You'll find a little of everything here. Genres covered in this blog include (so far) prehistorics, fantasy, old west, swashbucklers, pulp, Blood Bowl, Ghostbusters, gladiators, nautical, science fiction and samurai in 6mm, 15mm, 28mm, 40mm, 42mm and 54mm sizes. You'll also find terrain, scenery, basing, gaming, modeling, tutorials, repaints, conversions, art and thoughts in general about the hobby.

Tuesday, March 9, 2010

54mm Gladiators: Noxii

I wanted a little diversity in my gladiatorial ranks and pairing options (I play Two hour Wargame's Red Sands, Blue Sky), so I picked up this Germanic warrior. I know nothing about ancient Germans, so I wasn't sure what colors they wore, or designs they would use, and that was just fine with me. I wanted to do a little freeform painting in the middle of this project anyway.
Nothing remarkable to say about this figure except that he was fun to paint. The sculpting of his back was a little better than the other gladiators, so his muscles were easier to pick out, shade and highlight.
The pants turned out lighter than I had hoped (Foundry's Storm Green), but I kept the color, justifying it by imagining this prisoner's overseers provided him with old faded pants from the last poor fellow to be executed.

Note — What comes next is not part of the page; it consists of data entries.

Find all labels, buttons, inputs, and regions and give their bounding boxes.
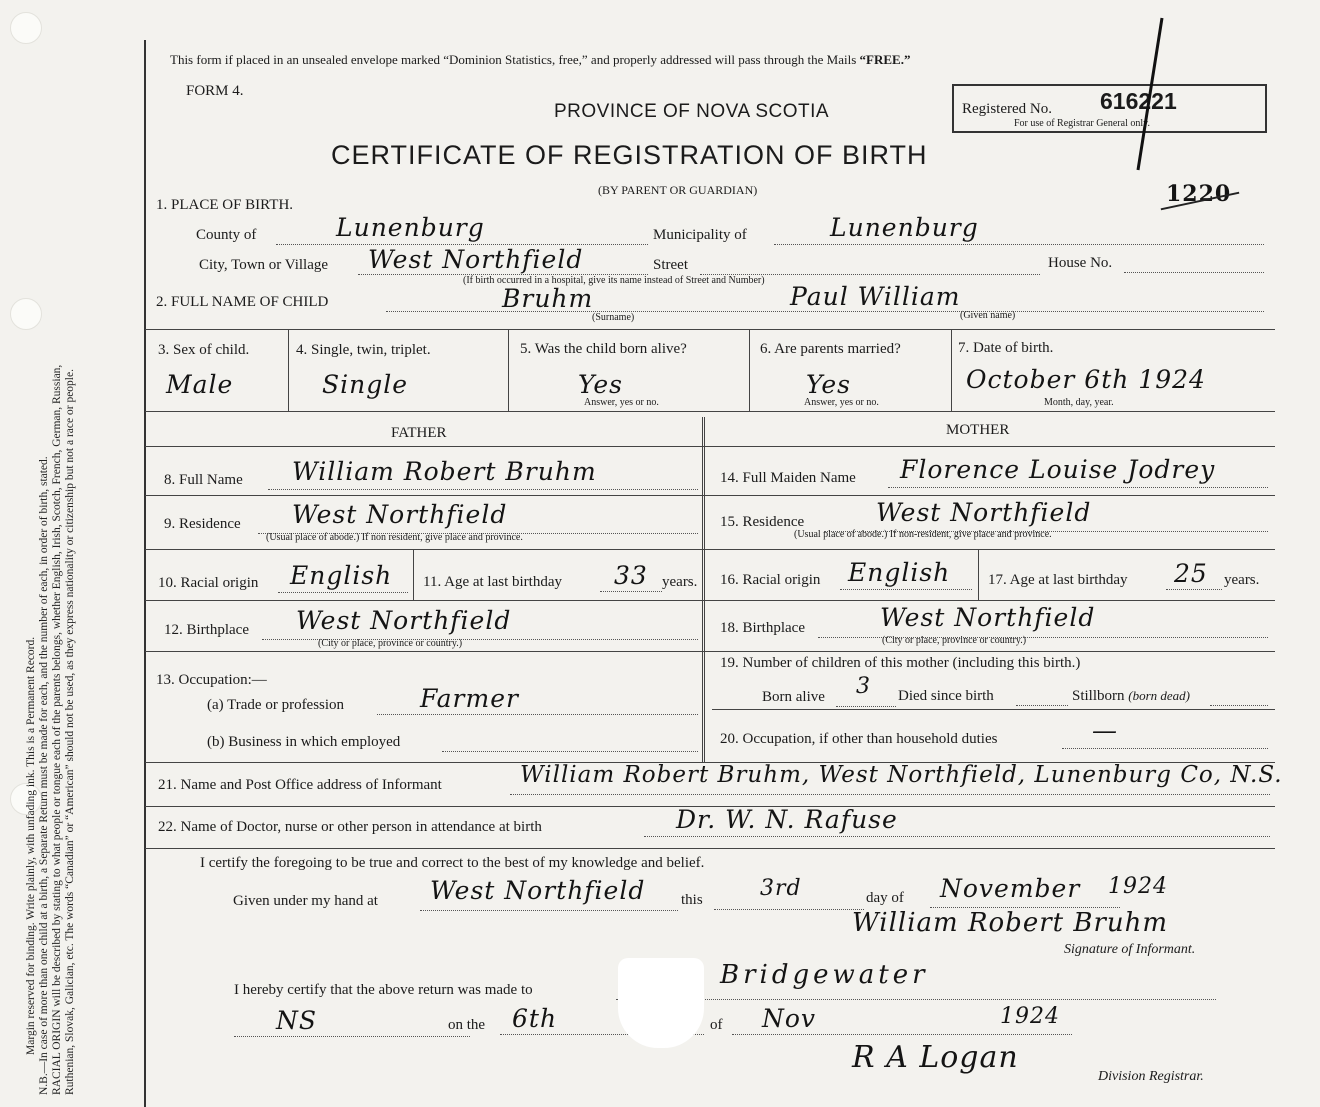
mother-name: Florence Louise Jodrey: [900, 455, 1216, 484]
city-label: City, Town or Village: [199, 257, 329, 273]
mother-birthplace: West Northfield: [880, 603, 1096, 632]
informant-signature-caption: Signature of Informant.: [1064, 942, 1196, 957]
informant-label: 21. Name and Post Office address of Informant: [158, 777, 442, 793]
street-label: Street: [653, 257, 688, 273]
doctor-value: Dr. W. N. Rafuse: [676, 805, 898, 834]
father-age: 33: [614, 561, 648, 590]
father-age-label: 11. Age at last birthday: [423, 574, 562, 590]
sex-label: 3. Sex of child.: [158, 342, 250, 358]
registrar-year: 1924: [1000, 1004, 1060, 1029]
margin-instructions: [25, 55, 105, 1095]
county-value: Lunenburg: [336, 213, 485, 242]
hospital-note: (If birth occurred in a hospital, give its name instead of Street and Number): [463, 275, 765, 286]
registrar-month: Nov: [762, 1004, 817, 1033]
certificate-title: CERTIFICATE OF REGISTRATION OF BIRTH: [331, 140, 928, 170]
certify-month: November: [940, 874, 1081, 903]
registrar-place: Bridgewater: [720, 960, 929, 990]
mother-residence-caption: (Usual place of abode.) If non-resident, give place and province.: [794, 529, 1052, 540]
certificate-subtitle: (BY PARENT OR GUARDIAN): [598, 183, 758, 197]
day-of-label: day of: [866, 890, 904, 906]
dob-caption: Month, day, year.: [1044, 397, 1114, 408]
mother-occupation-label: 20. Occupation, if other than household duties: [720, 731, 998, 747]
father-racial: English: [290, 561, 393, 590]
margin-line: Margin reserved for binding. Write plainly, with unfading ink. This is a Permanent Record.: [25, 636, 37, 1055]
child-given-name: Paul William: [790, 282, 961, 311]
of-label: of: [710, 1017, 723, 1033]
father-years: years.: [662, 574, 698, 590]
mother-birthplace-label: 18. Birthplace: [720, 620, 805, 636]
this-label: this: [681, 892, 703, 908]
father-name: William Robert Bruhm: [292, 457, 597, 486]
father-racial-label: 10. Racial origin: [158, 575, 259, 591]
sex-value: Male: [166, 370, 234, 399]
married-label: 6. Are parents married?: [760, 341, 901, 357]
children-label: 19. Number of children of this mother (including this birth.): [720, 655, 1081, 671]
father-birthplace-label: 12. Birthplace: [164, 622, 249, 638]
occupation-label: 13. Occupation:—: [156, 672, 267, 688]
father-heading: FATHER: [391, 425, 447, 441]
registered-number: 616221: [1100, 88, 1177, 114]
father-residence-label: 9. Residence: [164, 516, 241, 532]
municipality-value: Lunenburg: [830, 213, 979, 242]
surname-caption: (Surname): [592, 312, 635, 323]
municipality-label: Municipality of: [653, 227, 747, 243]
city-value: West Northfield: [368, 245, 584, 274]
father-birthplace: West Northfield: [296, 606, 512, 635]
father-residence: West Northfield: [292, 500, 508, 529]
registrar-province: NS: [276, 1006, 318, 1035]
mail-notice: This form if placed in an unsealed envelope marked “Dominion Statistics, free,” and properly addressed will pass through the Mails “FREE.”: [170, 52, 911, 67]
white-blot: [618, 958, 704, 1048]
stillborn-label: Stillborn (born dead): [1072, 688, 1191, 704]
dob-value: October 6th 1924: [966, 365, 1206, 394]
alive-label: 5. Was the child born alive?: [520, 341, 687, 357]
mother-heading: MOTHER: [946, 422, 1010, 438]
certify-day: 3rd: [760, 876, 802, 901]
form-number: FORM 4.: [186, 83, 244, 99]
dob-label: 7. Date of birth.: [958, 340, 1054, 356]
informant-value: William Robert Bruhm, West Northfield, Lunenburg Co, N.S.: [520, 762, 1283, 788]
place-of-birth-label: 1. PLACE OF BIRTH.: [156, 197, 294, 213]
married-caption: Answer, yes or no.: [804, 397, 879, 408]
registrar-signature: R A Logan: [852, 1040, 1019, 1075]
trade-label: (a) Trade or profession: [207, 697, 345, 713]
margin-line: Ruthenian, Slovak, Galician, etc. The words “Canadian” or “American” should not be used, as they express nationality or citizenship but not a race or people.: [64, 369, 76, 1095]
margin-line: N.B.—In case of more than one child at a birth, a Separate Return must be made for each, and the number of each, in order of birth, stated.: [38, 456, 50, 1095]
father-residence-caption: (Usual place of abode.) If non resident, give place and province.: [266, 532, 523, 543]
alive-caption: Answer, yes or no.: [584, 397, 659, 408]
mother-name-label: 14. Full Maiden Name: [720, 470, 856, 486]
child-name-label: 2. FULL NAME OF CHILD: [156, 294, 329, 310]
business-label: (b) Business in which employed: [207, 734, 401, 750]
trade-value: Farmer: [420, 684, 519, 713]
plurality-label: 4. Single, twin, triplet.: [296, 342, 431, 358]
stamp-number: 1220: [1166, 181, 1232, 207]
pen-stroke: [1100, 10, 1180, 180]
left-border: [144, 40, 146, 1107]
given-place: West Northfield: [430, 876, 646, 905]
registered-label: Registered No.: [962, 101, 1052, 117]
born-alive-value: 3: [856, 674, 871, 699]
punch-hole: [10, 12, 42, 44]
born-alive-label: Born alive: [762, 689, 825, 705]
mother-racial: English: [848, 558, 951, 587]
died-label: Died since birth: [898, 688, 994, 704]
mother-residence-label: 15. Residence: [720, 514, 805, 530]
father-birthplace-caption: (City or place, province or country.): [318, 638, 463, 649]
registrar-statement: I hereby certify that the above return was made to: [234, 982, 533, 998]
mother-racial-label: 16. Racial origin: [720, 572, 821, 588]
child-surname: Bruhm: [502, 284, 594, 313]
certify-statement: I certify the foregoing to be true and correct to the best of my knowledge and belief.: [200, 855, 705, 871]
certify-year: 1924: [1108, 874, 1168, 899]
province-heading: PROVINCE OF NOVA SCOTIA: [554, 101, 830, 122]
mother-birthplace-caption: (City or place, province or country.): [882, 635, 1027, 646]
house-label: House No.: [1048, 255, 1113, 271]
married-value: Yes: [806, 370, 851, 399]
father-name-label: 8. Full Name: [164, 472, 243, 488]
plurality-value: Single: [322, 370, 409, 399]
registered-note: For use of Registrar General only.: [1014, 118, 1150, 129]
given-label: Given under my hand at: [233, 893, 378, 909]
given-caption: (Given name): [960, 310, 1016, 321]
mother-years: years.: [1224, 572, 1260, 588]
margin-line: RACIAL ORIGIN will be described by stating to what people or tongue each of the parents belongs, whether English, Irish, Scotch, French, German, Russian,: [51, 364, 63, 1095]
county-label: County of: [196, 227, 257, 243]
mother-age: 25: [1174, 559, 1208, 588]
registrar-day: 6th: [512, 1004, 558, 1033]
mother-residence: West Northfield: [876, 498, 1092, 527]
registrar-caption: Division Registrar.: [1098, 1069, 1204, 1084]
on-the-label: on the: [448, 1017, 486, 1033]
mother-age-label: 17. Age at last birthday: [988, 572, 1128, 588]
doctor-label: 22. Name of Doctor, nurse or other person in attendance at birth: [158, 819, 542, 835]
alive-value: Yes: [578, 370, 623, 399]
mother-occupation: —: [1092, 716, 1118, 745]
informant-signature: William Robert Bruhm: [852, 908, 1169, 938]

About the noxii: A full day's worth of games would start with animal hunts (venatio) in the morning, and the more popular gladiatorial fights in the late afternoon. But lunchtime was reserved for the noxii, the executions of criminals and prisoners of war. The Romans had many ways of executions (one of which was to be killed by animals ((damnati ad bestias)); this was what unlucky Christians faced.)

There was no escape for the criminals. Death was their fate, but some rare individuals would at least get the appearance of a fighting chance and would be armed and armored as a gladiator, or in the arms and armor of their own people (such as my German warrior here.)

For those who might be watching the Starz series "Spartacus: Blood and Sand," Episode 7 deals with a noxii that Spartacus must partake in.


  1. I'm following your latest Gladiator project in awe. Plain great, I love this theme!
    Always wanted to do a full scale arena with supernumeraries as referees and the like, but was put of by mostly awkward sculpts in 28mm. However, 54mm seems a viable option, at least for the gladiators themselves. Are there any decent spectators/lanista figures available as well?

    As a sidenote: Do you know the works of Marcus Junkelmann? He's some kind of an ikon for Roman reenactors and has also done great research on gladiatorial combat. Unfortunately, his books are in German, but are worth alone for the shots of well researched replicas of the gladiators' equipment. A synopsis in English is available in the following article: 'Familia Gladiatoria: “The Heroes of the Amphitheatre”' in The Power of Spectacle in Ancient Rome: Gladiators and Caesars, ed. by Eckart K√∂hne and Cornelia Ewigleben (Berkeley and Los Angeles, 2000).

    Anyway, keep up the good work!


  2. And if you go the 54mm route, I recommend the Alpha Miniature's sculpts (which I think are available in Europe at Vulcan Models. Though, they are cheaper at Blackcat Miniatures (which is in the USA; You'll have to ask them if they ship overseas.) A note on the Alpha sculpts: They are not true 54mm- they are a bit smaller, around 45-50mm. But they are gladiators, so you don't need a lot. They are also multi-piece, so there is room for conversion work.

    There is a germanic sub-chieftain (also by Allha and available at Blackcat) who makes a good Lanista. This is the figure I used to make my Charon official. (note: He is true 54mm; he's bigger than the gladiators, but not by too much.)

    Also available in the Alpha line (Vulcan has it listed at their web site) is a referee figure.

    I haven't searched for spectator figures yet, so I don't know if there are any or not.

    In my look around the web in the past few months abut gladiators, I have repeatedly seen that name: Junkelmann, and I've though, "I'd love to read what he has to say; Everyone seems to think this IS the guy!"
    And I never realized until just a few weeks ago that Junkelmann is one of the main writers of the "Gladiators and Caesar's" book, which I've owned for almost 10 years! So, yes, I have read some Junkelmann- a quick and easy read that will make a gladiator expert out of anyone in one evening.